Investors applauded the move, sending Kellwood shares up $1.29 or 4.3 percent to close at $31.07 in New York Stock Exchange trading Thursday. Kasper shares, facing the likelihood of extinguishment after the firm’s assets are sold, lost more than half their value, closing at $1.40 in over-the-counter trading.
Apart from the changes of president and ceo of Kasper, the company said in a statement that the remainder of the management team is intended to remain in place under a Kellwood acquisition.
“The employees of Kasper have done an excellent job of revitalizing the company and returning it to profitability,” said Idol, in the release, adding that the Kasper division would report directly to Ruzow. “Kellwood, with its strong balance sheet, worldwide sourcing network, extensive customer base and excellent merchandising capabilities, will allow Kasper to achieve its next level of growth.”

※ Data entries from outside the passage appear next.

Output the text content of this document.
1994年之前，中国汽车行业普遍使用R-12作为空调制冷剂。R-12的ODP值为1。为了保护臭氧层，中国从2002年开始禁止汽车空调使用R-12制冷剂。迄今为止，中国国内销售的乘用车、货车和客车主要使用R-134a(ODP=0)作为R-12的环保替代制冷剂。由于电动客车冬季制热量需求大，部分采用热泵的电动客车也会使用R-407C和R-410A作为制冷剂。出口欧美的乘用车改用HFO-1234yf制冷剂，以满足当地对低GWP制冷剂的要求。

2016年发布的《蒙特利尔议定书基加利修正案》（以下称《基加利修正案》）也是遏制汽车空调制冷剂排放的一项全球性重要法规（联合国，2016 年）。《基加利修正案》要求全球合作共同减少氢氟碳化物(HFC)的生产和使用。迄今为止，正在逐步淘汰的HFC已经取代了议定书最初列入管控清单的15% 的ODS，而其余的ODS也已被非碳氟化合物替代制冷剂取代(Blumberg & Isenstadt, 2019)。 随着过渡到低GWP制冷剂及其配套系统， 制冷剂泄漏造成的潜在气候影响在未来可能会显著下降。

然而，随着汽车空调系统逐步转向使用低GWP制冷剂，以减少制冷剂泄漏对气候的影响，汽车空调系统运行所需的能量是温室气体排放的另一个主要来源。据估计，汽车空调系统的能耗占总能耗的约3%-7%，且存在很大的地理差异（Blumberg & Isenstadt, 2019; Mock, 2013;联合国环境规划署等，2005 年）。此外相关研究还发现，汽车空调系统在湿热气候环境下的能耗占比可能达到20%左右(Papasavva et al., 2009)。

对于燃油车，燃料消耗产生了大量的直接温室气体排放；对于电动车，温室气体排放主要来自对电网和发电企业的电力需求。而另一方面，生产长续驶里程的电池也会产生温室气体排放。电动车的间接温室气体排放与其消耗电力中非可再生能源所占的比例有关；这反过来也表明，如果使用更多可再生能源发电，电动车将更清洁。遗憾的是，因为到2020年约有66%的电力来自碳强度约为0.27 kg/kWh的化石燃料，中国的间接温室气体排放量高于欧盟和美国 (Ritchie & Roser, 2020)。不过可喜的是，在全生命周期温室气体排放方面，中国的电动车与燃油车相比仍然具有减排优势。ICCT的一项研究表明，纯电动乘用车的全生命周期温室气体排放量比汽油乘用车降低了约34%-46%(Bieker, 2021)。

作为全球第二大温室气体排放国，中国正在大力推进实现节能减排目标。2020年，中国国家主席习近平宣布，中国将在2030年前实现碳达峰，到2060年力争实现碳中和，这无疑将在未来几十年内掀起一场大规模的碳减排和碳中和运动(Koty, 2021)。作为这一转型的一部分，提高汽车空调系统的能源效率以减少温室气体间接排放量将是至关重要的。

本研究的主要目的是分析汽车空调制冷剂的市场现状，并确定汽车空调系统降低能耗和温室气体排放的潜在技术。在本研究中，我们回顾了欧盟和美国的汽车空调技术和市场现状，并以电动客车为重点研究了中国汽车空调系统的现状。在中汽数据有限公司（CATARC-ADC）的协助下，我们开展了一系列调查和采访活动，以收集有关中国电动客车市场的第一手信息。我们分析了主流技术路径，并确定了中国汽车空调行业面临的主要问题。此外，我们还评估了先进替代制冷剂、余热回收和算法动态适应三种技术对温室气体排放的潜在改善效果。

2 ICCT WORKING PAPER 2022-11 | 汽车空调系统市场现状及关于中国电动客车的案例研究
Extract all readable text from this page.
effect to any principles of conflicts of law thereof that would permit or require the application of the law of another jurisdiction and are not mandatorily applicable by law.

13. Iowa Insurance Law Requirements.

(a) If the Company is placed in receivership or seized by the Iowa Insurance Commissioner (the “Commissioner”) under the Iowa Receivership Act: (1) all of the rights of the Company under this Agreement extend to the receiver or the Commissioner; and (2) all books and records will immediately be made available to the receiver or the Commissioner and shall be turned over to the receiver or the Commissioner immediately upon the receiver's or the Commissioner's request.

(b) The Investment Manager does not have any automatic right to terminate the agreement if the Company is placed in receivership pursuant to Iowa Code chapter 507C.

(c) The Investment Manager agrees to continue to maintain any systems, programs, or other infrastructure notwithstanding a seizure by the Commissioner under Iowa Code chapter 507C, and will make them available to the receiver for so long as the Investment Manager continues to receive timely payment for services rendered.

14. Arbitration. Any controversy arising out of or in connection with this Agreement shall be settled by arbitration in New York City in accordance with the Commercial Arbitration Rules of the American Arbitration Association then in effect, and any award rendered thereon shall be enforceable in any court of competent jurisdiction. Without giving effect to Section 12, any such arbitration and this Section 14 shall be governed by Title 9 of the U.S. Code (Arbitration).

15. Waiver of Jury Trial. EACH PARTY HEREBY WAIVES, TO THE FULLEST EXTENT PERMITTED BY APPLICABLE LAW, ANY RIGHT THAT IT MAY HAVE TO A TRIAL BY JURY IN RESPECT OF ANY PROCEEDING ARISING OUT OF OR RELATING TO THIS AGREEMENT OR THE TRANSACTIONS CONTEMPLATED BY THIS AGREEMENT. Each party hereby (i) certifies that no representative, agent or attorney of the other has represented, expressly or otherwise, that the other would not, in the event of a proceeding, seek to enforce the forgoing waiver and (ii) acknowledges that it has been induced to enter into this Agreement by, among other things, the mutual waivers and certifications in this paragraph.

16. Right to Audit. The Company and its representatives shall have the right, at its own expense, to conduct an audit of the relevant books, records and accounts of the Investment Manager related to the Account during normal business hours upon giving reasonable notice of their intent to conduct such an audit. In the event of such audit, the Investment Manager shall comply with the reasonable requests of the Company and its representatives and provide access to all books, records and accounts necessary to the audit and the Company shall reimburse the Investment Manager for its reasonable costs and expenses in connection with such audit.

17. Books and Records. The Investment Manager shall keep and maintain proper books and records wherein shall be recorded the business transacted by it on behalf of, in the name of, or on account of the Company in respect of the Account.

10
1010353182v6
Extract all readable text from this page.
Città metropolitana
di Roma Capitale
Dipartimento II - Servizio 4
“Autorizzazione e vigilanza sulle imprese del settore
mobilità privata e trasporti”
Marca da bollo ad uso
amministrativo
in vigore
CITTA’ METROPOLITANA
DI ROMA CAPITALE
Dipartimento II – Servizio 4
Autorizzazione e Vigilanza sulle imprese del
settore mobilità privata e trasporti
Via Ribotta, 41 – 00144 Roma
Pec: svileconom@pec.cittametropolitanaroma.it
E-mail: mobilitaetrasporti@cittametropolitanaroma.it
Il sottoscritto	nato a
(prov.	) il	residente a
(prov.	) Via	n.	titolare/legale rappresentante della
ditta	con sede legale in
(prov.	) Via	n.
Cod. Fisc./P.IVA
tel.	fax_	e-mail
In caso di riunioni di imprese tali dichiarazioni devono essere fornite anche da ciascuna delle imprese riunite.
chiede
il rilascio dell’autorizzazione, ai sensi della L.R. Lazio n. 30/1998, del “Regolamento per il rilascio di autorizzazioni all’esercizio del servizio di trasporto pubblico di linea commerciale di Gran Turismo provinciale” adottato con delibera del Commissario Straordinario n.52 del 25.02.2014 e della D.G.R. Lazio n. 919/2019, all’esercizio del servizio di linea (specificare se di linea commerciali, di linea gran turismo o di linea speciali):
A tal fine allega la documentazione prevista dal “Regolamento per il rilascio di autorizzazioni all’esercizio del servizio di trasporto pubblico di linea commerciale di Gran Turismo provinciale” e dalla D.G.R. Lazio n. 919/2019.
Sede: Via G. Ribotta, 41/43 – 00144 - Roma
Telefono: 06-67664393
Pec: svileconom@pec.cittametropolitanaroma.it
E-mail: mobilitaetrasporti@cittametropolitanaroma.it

Reports over the past several months that Idol has been considered for a number of top positions, including the vacant ceo spot at Michael Kors, which was recently acquired by Stroll and Chou, and also opportunities at Tommy Hilfiger Inc., have contributed internally to an air of uncertainty at Kasper. Charles Nolan, the designer who helped revive the Anne Klein collection with well-received runway shows, left abruptly in April, adding to the confusion.
Idol is well protected, either way, considering his employment contract calls for a lump-sum payment in the event of an emergence from Chapter 11, a sale to another firm or termination or employment for any number of reasons. Kellwood, too, appears to be protected in the case another company is ultimately successful in acquiring Kasper.
Karen Goodman, a director of Financo, said it is customary for there to be bid protections in place for the buyer of a company out of bankruptcy. Sources said in this case, if someone comes in with a higher bid, they would have to pay Kellwood a break-up fee of $4 million.